The Company Headshot:
It all starts with a 20-minute, on-site, headshot session, conveniently scheduled on-line by each employee. Employees select their own photo time-slot that fits into their day, to avoid wasting time.
During the on-site headshot session, all other photo elements–for the baseball card & group portrait–are created simultaneously, along with their headshots.

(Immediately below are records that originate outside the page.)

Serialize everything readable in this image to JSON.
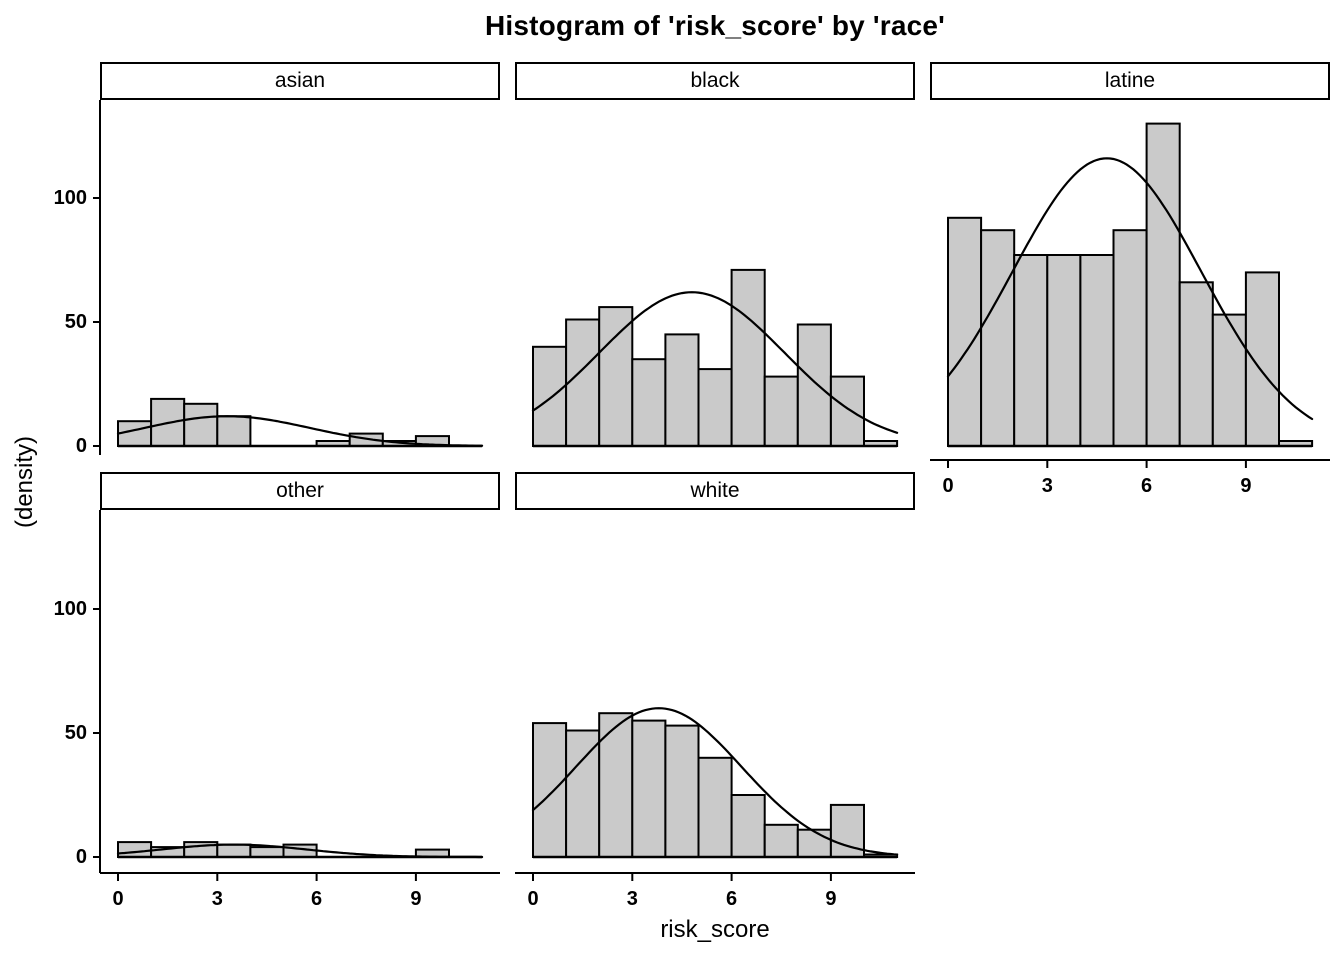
{
  "colors": {
    "background": "#ffffff",
    "bar_fill": "#cacaca",
    "bar_stroke": "#000000",
    "curve": "#000000",
    "axis": "#000000",
    "strip_bg": "#ffffff",
    "strip_border": "#000000",
    "text": "#000000"
  },
  "chart_data": {
    "type": "bar",
    "subtype": "faceted-histogram-with-density-curve",
    "title": "Histogram of 'risk_score' by 'race'",
    "xlabel": "risk_score",
    "ylabel": "(density)",
    "facet_by": "race",
    "legend": "none",
    "grid": "off",
    "x_ticks": [
      0,
      3,
      6,
      9
    ],
    "y_ticks": [
      0,
      50,
      100
    ],
    "bin_start": 0,
    "bin_width": 1,
    "x_range": [
      0,
      11
    ],
    "y_range_display": [
      0,
      140
    ],
    "facets": [
      {
        "label": "asian",
        "row": 0,
        "col": 0,
        "show_x_axis": false,
        "values": [
          10,
          19,
          17,
          12,
          0,
          0,
          2,
          5,
          2,
          4,
          0
        ],
        "curve": {
          "peak": 12,
          "mean": 3.3,
          "sd": 2.5
        }
      },
      {
        "label": "black",
        "row": 0,
        "col": 1,
        "show_x_axis": false,
        "values": [
          40,
          51,
          56,
          35,
          45,
          31,
          71,
          28,
          49,
          28,
          2
        ],
        "curve": {
          "peak": 62,
          "mean": 4.8,
          "sd": 2.8
        }
      },
      {
        "label": "latine",
        "row": 0,
        "col": 2,
        "show_x_axis": true,
        "values": [
          92,
          87,
          77,
          77,
          77,
          87,
          130,
          66,
          53,
          70,
          2
        ],
        "curve": {
          "peak": 116,
          "mean": 4.8,
          "sd": 2.85
        }
      },
      {
        "label": "other",
        "row": 1,
        "col": 0,
        "show_x_axis": true,
        "values": [
          6,
          4,
          6,
          5,
          4,
          5,
          0,
          0,
          0,
          3,
          0
        ],
        "curve": {
          "peak": 5,
          "mean": 3.5,
          "sd": 2.2
        }
      },
      {
        "label": "white",
        "row": 1,
        "col": 1,
        "show_x_axis": true,
        "values": [
          54,
          51,
          58,
          55,
          53,
          40,
          25,
          13,
          11,
          21,
          1
        ],
        "curve": {
          "peak": 60,
          "mean": 3.8,
          "sd": 2.5
        }
      }
    ]
  }
}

Employees receive approximately 40 photos from their session and choose one as a favorite, or their “hero.” That hero selection is professionally retouched and returned for their use as the company’s intranet identity, ID badge or electronic portrait.
Company Baseball Cards:
Branded “baseball card” portraits are also created from the headshot session’s hero choice; see below. The cards themselves contain: the employee’s name, job title, year-of-hire and work location.
Designed to create an esprit de corps between employee and company, the 4×6″ baseball cards are the ones most often shared socially. They generate positive word-of-mouth, increase company visibility and expand it’s goodwill footprint.
Individual cards can also be grouped together into collections and framed in various printable displays, creating engaging wall-hanging artworks for lobbies and conference rooms.
The Department or Team Portrait:
“Full-length” employee photos are conveniently created during their headshot session too, and strategically composited afterward into a “pre-designed” background, complementing the company’s logo, location and branding.
This group-portrait compositing technique creates a sophisticated branded display that can visually highlight a team’s success or reward a department’s achievement, while creating a strong company promotion to use as an advertisement.
Reusable: The group composite also updates seamlessly in the future. For instance, new employees can be photographed later and added to the composite, or inserted into vacated positions. This keeps the display current and up-to-date.
A Peek Behind the Scenes:
Although the Parker Brown team portrait above may look like an impromptu company photograph taken at lunchtime. It’s not. It’s a strategically designed promotion containing over 27 separate elements—with all Parker Brown’s staff photographed individually and added to the composite separately, afterwards.